Borer Jeffrey S
Division of Cardiovascular Pathophysiology and The Howard Gilman Institute for Valvular Heart Diseases, Weill Medical College of Cornell University, The New York-Presbyterian Hospital Weill Cornell Medical Center, New York, N.Y., USA.
Adv Cardiol. 2006;43:54-64. doi: 10.1159/000095428.
Heart rate slowing is generally accepted as effective for angina prevention but this approach has not been rigorously evaluated as no pure heart rate slowing treatment has been available. With the identification of the I(f) current, the primary modulator of heart rate, and use of this as a target for drug development, the role of isolated heart rate slowing can be elucidated. More than 4,000 patients now have been studied in angina prevention trials with ivabradine, a prototype I(f) current inhibitor devoid of other cardiovascular effects. These studies demonstrate the efficacy of isolated heart rate slowing for angina prevention.

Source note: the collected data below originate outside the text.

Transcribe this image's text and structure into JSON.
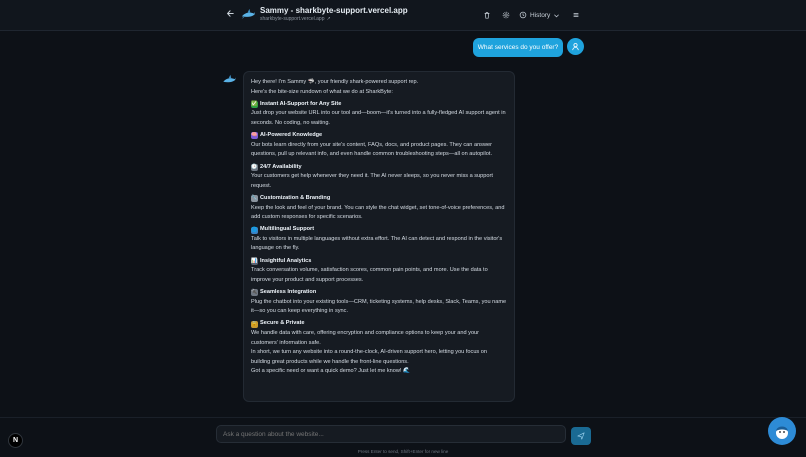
{
  "header": {
    "title": "Sammy - sharkbyte-support.vercel.app",
    "subtitle": "sharkbyte-support.vercel.app",
    "history_label": "History"
  },
  "icons": {
    "back": "arrow-left-icon",
    "logo": "shark-logo-icon",
    "trash": "trash-icon",
    "settings": "gear-icon",
    "history": "clock-history-icon",
    "menu": "menu-icon",
    "user": "user-icon",
    "send": "send-icon"
  },
  "chat": {
    "user_message": "What services do you offer?",
    "bot": {
      "intro_line1": "Hey there! I'm Sammy 🦈, your friendly shark-powered support rep.",
      "intro_line2": "Here's the bite-size rundown of what we do at SharkByte:",
      "sections": [
        {
          "emoji": "✅",
          "title": "Instant AI-Support for Any Site",
          "body": "Just drop your website URL into our tool and—boom—it's turned into a fully-fledged AI support agent in seconds. No coding, no waiting."
        },
        {
          "emoji": "🧠",
          "title": "AI-Powered Knowledge",
          "body": "Our bots learn directly from your site's content, FAQs, docs, and product pages. They can answer questions, pull up relevant info, and even handle common troubleshooting steps—all on autopilot."
        },
        {
          "emoji": "🕒",
          "title": "24/7 Availability",
          "body": "Your customers get help whenever they need it. The AI never sleeps, so you never miss a support request."
        },
        {
          "emoji": "🔧",
          "title": "Customization & Branding",
          "body": "Keep the look and feel of your brand. You can style the chat widget, set tone-of-voice preferences, and add custom responses for specific scenarios."
        },
        {
          "emoji": "🌐",
          "title": "Multilingual Support",
          "body": "Talk to visitors in multiple languages without extra effort. The AI can detect and respond in the visitor's language on the fly."
        },
        {
          "emoji": "📊",
          "title": "Insightful Analytics",
          "body": "Track conversation volume, satisfaction scores, common pain points, and more. Use the data to improve your product and support processes."
        },
        {
          "emoji": "🔌",
          "title": "Seamless Integration",
          "body": "Plug the chatbot into your existing tools—CRM, ticketing systems, help desks, Slack, Teams, you name it—so you can keep everything in sync."
        },
        {
          "emoji": "🔒",
          "title": "Secure & Private",
          "body": "We handle data with care, offering encryption and compliance options to keep your and your customers' information safe."
        }
      ],
      "closing": "In short, we turn any website into a round-the-clock, AI-driven support hero, letting you focus on building great products while we handle the front-line questions.",
      "final": "Got a specific need or want a quick demo? Just let me know! 🌊"
    }
  },
  "composer": {
    "placeholder": "Ask a question about the website...",
    "hint": "Press Enter to send, Shift+Enter for new line"
  },
  "badge_letter": "N",
  "colors": {
    "accent": "#1fa3dd",
    "background": "#0d1117",
    "card": "#161b22"
  }
}
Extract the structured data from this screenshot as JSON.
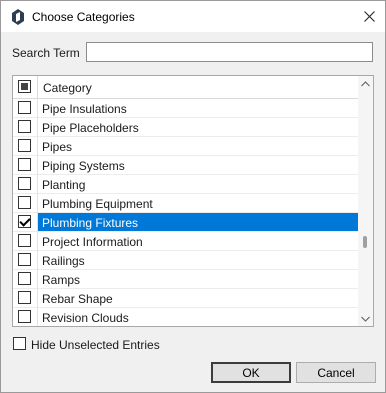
{
  "window": {
    "title": "Choose Categories",
    "icon": "app-logo-icon",
    "close_icon": "close-icon"
  },
  "search": {
    "label": "Search Term",
    "value": ""
  },
  "list": {
    "header": {
      "select_all_state": "indeterminate",
      "column_label": "Category"
    },
    "rows": [
      {
        "label": "Pipe Insulations",
        "checked": false,
        "selected": false
      },
      {
        "label": "Pipe Placeholders",
        "checked": false,
        "selected": false
      },
      {
        "label": "Pipes",
        "checked": false,
        "selected": false
      },
      {
        "label": "Piping Systems",
        "checked": false,
        "selected": false
      },
      {
        "label": "Planting",
        "checked": false,
        "selected": false
      },
      {
        "label": "Plumbing Equipment",
        "checked": false,
        "selected": false
      },
      {
        "label": "Plumbing Fixtures",
        "checked": true,
        "selected": true
      },
      {
        "label": "Project Information",
        "checked": false,
        "selected": false
      },
      {
        "label": "Railings",
        "checked": false,
        "selected": false
      },
      {
        "label": "Ramps",
        "checked": false,
        "selected": false
      },
      {
        "label": "Rebar Shape",
        "checked": false,
        "selected": false
      },
      {
        "label": "Revision Clouds",
        "checked": false,
        "selected": false
      }
    ],
    "selection_color": "#0078d7"
  },
  "hide_unselected": {
    "label": "Hide Unselected Entries",
    "checked": false
  },
  "buttons": {
    "ok": "OK",
    "cancel": "Cancel"
  }
}
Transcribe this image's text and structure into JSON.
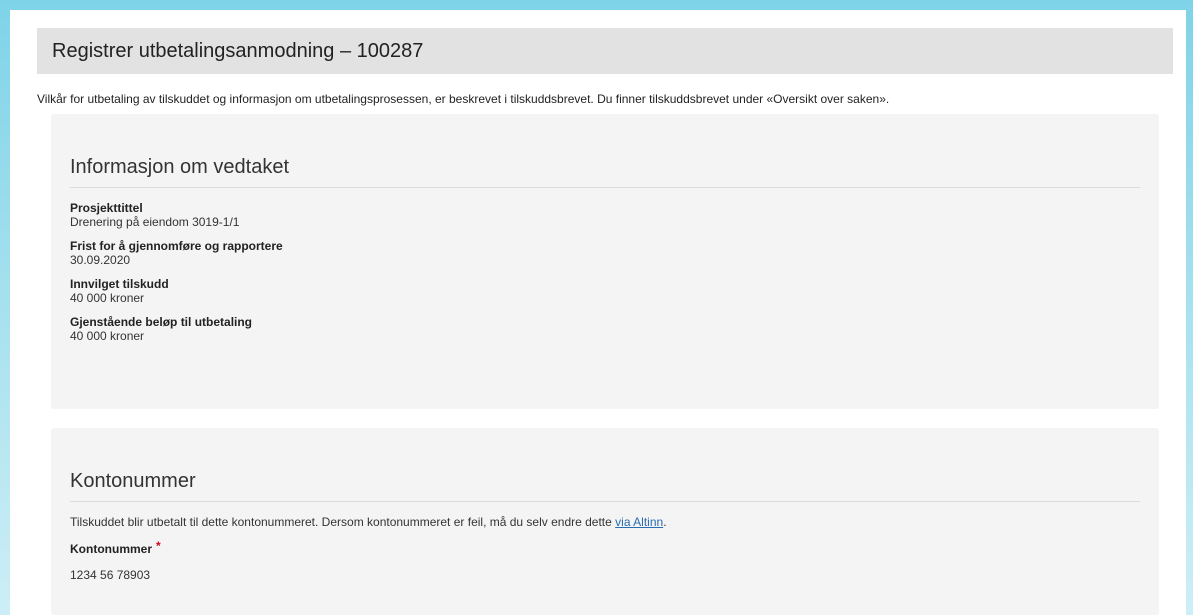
{
  "page_title": "Registrer utbetalingsanmodning – 100287",
  "intro_text": "Vilkår for utbetaling av tilskuddet og informasjon om utbetalingsprosessen, er beskrevet i tilskuddsbrevet. Du finner tilskuddsbrevet under «Oversikt over saken».",
  "vedtak": {
    "heading": "Informasjon om vedtaket",
    "fields": [
      {
        "label": "Prosjekttittel",
        "value": "Drenering på eiendom 3019-1/1"
      },
      {
        "label": "Frist for å gjennomføre og rapportere",
        "value": "30.09.2020"
      },
      {
        "label": "Innvilget tilskudd",
        "value": "40 000 kroner"
      },
      {
        "label": "Gjenstående beløp til utbetaling",
        "value": "40 000 kroner"
      }
    ]
  },
  "konto": {
    "heading": "Kontonummer",
    "text_before_link": "Tilskuddet blir utbetalt til dette kontonummeret. Dersom kontonummeret er feil, må du selv endre dette ",
    "link_text": "via Altinn",
    "text_after_link": ".",
    "field_label": "Kontonummer",
    "required_marker": "*",
    "field_value": "1234 56 78903"
  }
}
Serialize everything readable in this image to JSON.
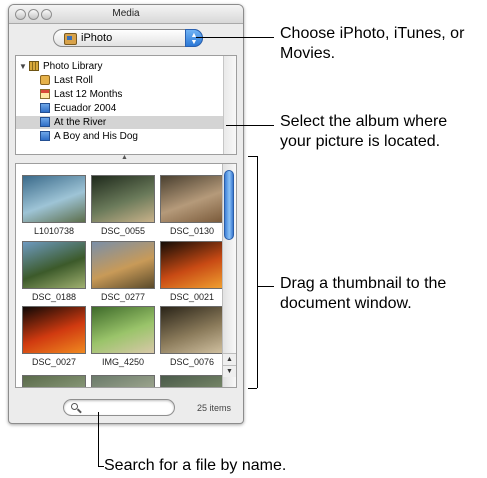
{
  "window": {
    "title": "Media",
    "source_popup": {
      "selected": "iPhoto",
      "icon": "iphoto-icon"
    }
  },
  "source_list": {
    "items": [
      {
        "label": "Photo Library",
        "icon": "photo-library-icon",
        "expanded": true
      },
      {
        "label": "Last Roll",
        "icon": "last-roll-icon"
      },
      {
        "label": "Last 12 Months",
        "icon": "calendar-icon"
      },
      {
        "label": "Ecuador 2004",
        "icon": "album-icon"
      },
      {
        "label": "At the River",
        "icon": "album-icon",
        "selected": true
      },
      {
        "label": "A Boy and His Dog",
        "icon": "album-icon"
      }
    ]
  },
  "thumbnails": [
    {
      "caption": "L1010738",
      "colors": [
        "#3a6a8a",
        "#9ec4d6",
        "#5c6e4a"
      ]
    },
    {
      "caption": "DSC_0055",
      "colors": [
        "#1f2a1c",
        "#6a7a5a",
        "#c9b28a"
      ]
    },
    {
      "caption": "DSC_0130",
      "colors": [
        "#4a4030",
        "#b59a7a",
        "#7a5a3a"
      ]
    },
    {
      "caption": "DSC_0188",
      "colors": [
        "#6e9ac0",
        "#3c5a2a",
        "#a0b070"
      ]
    },
    {
      "caption": "DSC_0277",
      "colors": [
        "#7a8fa8",
        "#c89a58",
        "#5a4a2a"
      ]
    },
    {
      "caption": "DSC_0021",
      "colors": [
        "#140c06",
        "#c84a14",
        "#f0a030"
      ]
    },
    {
      "caption": "DSC_0027",
      "colors": [
        "#0e0806",
        "#d03a10",
        "#f08a20"
      ]
    },
    {
      "caption": "IMG_4250",
      "colors": [
        "#3e6a2a",
        "#9ac46a",
        "#d8c8a8"
      ]
    },
    {
      "caption": "DSC_0076",
      "colors": [
        "#2a2418",
        "#8a7a5a",
        "#d0c0a0"
      ]
    },
    {
      "caption": "",
      "colors": [
        "#5a6a4a",
        "#8a9a7a",
        "#4a4a3a"
      ]
    },
    {
      "caption": "",
      "colors": [
        "#6a7a6a",
        "#a0a890",
        "#4a5040"
      ]
    },
    {
      "caption": "",
      "colors": [
        "#4a5a4a",
        "#7a8a6a",
        "#3a3a2a"
      ]
    }
  ],
  "search": {
    "placeholder": ""
  },
  "item_count": "25 items",
  "callouts": {
    "choose_source": "Choose iPhoto, iTunes, or Movies.",
    "select_album": "Select the album where your picture is located.",
    "drag_thumbnail": "Drag a thumbnail to the document window.",
    "search_file": "Search for a file by name."
  }
}
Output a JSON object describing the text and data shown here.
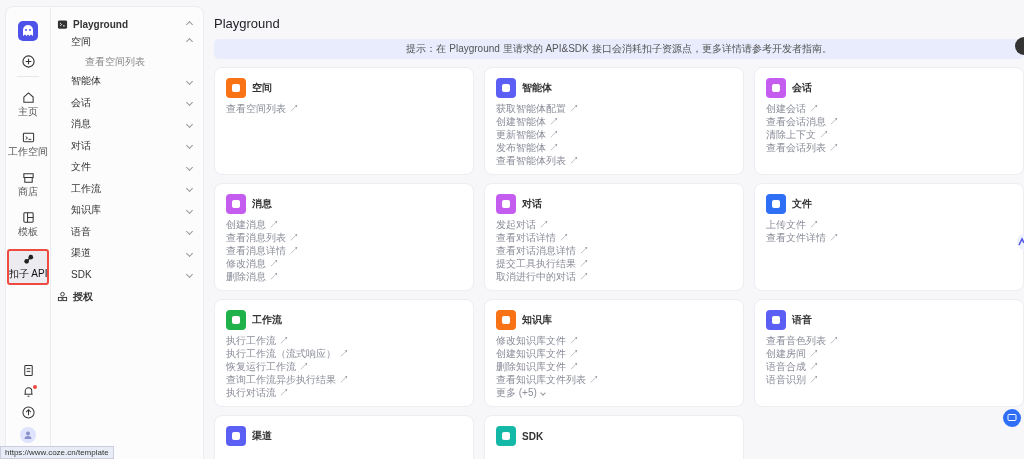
{
  "rail": {
    "items": [
      {
        "label": "主页",
        "selected": false
      },
      {
        "label": "工作空间",
        "selected": false
      },
      {
        "label": "商店",
        "selected": false
      },
      {
        "label": "模板",
        "selected": false
      },
      {
        "label": "扣子 API",
        "selected": true
      }
    ],
    "notification_dot": true
  },
  "nav": {
    "header": {
      "label": "Playground",
      "expanded": true
    },
    "items": [
      {
        "label": "空间",
        "expanded": true,
        "children": [
          {
            "label": "查看空间列表"
          }
        ]
      },
      {
        "label": "智能体",
        "expanded": false
      },
      {
        "label": "会话",
        "expanded": false
      },
      {
        "label": "消息",
        "expanded": false
      },
      {
        "label": "对话",
        "expanded": false
      },
      {
        "label": "文件",
        "expanded": false
      },
      {
        "label": "工作流",
        "expanded": false
      },
      {
        "label": "知识库",
        "expanded": false
      },
      {
        "label": "语音",
        "expanded": false
      },
      {
        "label": "渠道",
        "expanded": false
      },
      {
        "label": "SDK",
        "expanded": false
      }
    ],
    "auth": {
      "label": "授权"
    }
  },
  "main": {
    "title": "Playground",
    "notice": "提示：在 Playground 里请求的 API&SDK 接口会消耗扣子资源点，更多详情请参考开发者指南。",
    "cards": [
      {
        "title": "空间",
        "color": "#f97316",
        "links": [
          "查看空间列表 ↗"
        ]
      },
      {
        "title": "智能体",
        "color": "#5b5ff5",
        "links": [
          "获取智能体配置 ↗",
          "创建智能体 ↗",
          "更新智能体 ↗",
          "发布智能体 ↗",
          "查看智能体列表 ↗"
        ]
      },
      {
        "title": "会话",
        "color": "#c45cf0",
        "links": [
          "创建会话 ↗",
          "查看会话消息 ↗",
          "清除上下文 ↗",
          "查看会话列表 ↗"
        ]
      },
      {
        "title": "消息",
        "color": "#c45cf0",
        "links": [
          "创建消息 ↗",
          "查看消息列表 ↗",
          "查看消息详情 ↗",
          "修改消息 ↗",
          "删除消息 ↗"
        ]
      },
      {
        "title": "对话",
        "color": "#c45cf0",
        "links": [
          "发起对话 ↗",
          "查看对话详情 ↗",
          "查看对话消息详情 ↗",
          "提交工具执行结果 ↗",
          "取消进行中的对话 ↗"
        ]
      },
      {
        "title": "文件",
        "color": "#2f6ff5",
        "links": [
          "上传文件 ↗",
          "查看文件详情 ↗"
        ]
      },
      {
        "title": "工作流",
        "color": "#1fb24a",
        "links": [
          "执行工作流 ↗",
          "执行工作流（流式响应） ↗",
          "恢复运行工作流 ↗",
          "查询工作流异步执行结果 ↗",
          "执行对话流 ↗"
        ]
      },
      {
        "title": "知识库",
        "color": "#f97316",
        "links": [
          "修改知识库文件 ↗",
          "创建知识库文件 ↗",
          "删除知识库文件 ↗",
          "查看知识库文件列表 ↗"
        ],
        "more": "更多 (+5)"
      },
      {
        "title": "语音",
        "color": "#5b5ff5",
        "links": [
          "查看音色列表 ↗",
          "创建房间 ↗",
          "语音合成 ↗",
          "语音识别 ↗"
        ]
      },
      {
        "title": "渠道",
        "color": "#5b5ff5"
      },
      {
        "title": "SDK",
        "color": "#14b8a6"
      }
    ]
  },
  "status_bar": {
    "url": "https://www.coze.cn/template"
  }
}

Indeed, in one direct comparison with atenolol involving 939 patients, ivabradine not only was non inferior to the Beta-blocker but nominally appeared to be more efficient in angina prevention. Moreover, since ivabradine is devoid of most of the adverse effects of beta-blockers (and of calcium channel blockers), it is a suitable alternative when these established drugs are not adequately tolerated. Additional studies now must assess other potential actions in patients with coronary disease.
心率减慢通常被认为对预防心绞痛有效,但由于一直没有单纯的心率减慢治疗方法,这种方法尚未得到严格评估。随着心率主要调节因子I(f)电流的发现,并将其作为药物研发的靶点,单纯心率减慢的作用得以阐明。目前已有4000多名患者参与了使用伊伐布雷定(一种无其他心血管效应的I(f)电流原型抑制剂)预防心绞痛的试验。这些研究证明了单纯心率减慢对预防心绞痛的有效性。事实上,在一项涉及939名患者的与阿替洛尔的直接对比研究中,伊伐布雷定不仅不劣于β受体阻滞剂,而且在预防心绞痛方面名义上似乎更有效。此外,由于伊伐布雷定没有β受体阻滞剂(和钙通道阻滞剂)的大多数不良反应,当这些成熟药物耐受性不佳时,它是一个合适的替代选择。现在必须开展更多研究来评估其在冠心病患者中的其他潜在作用。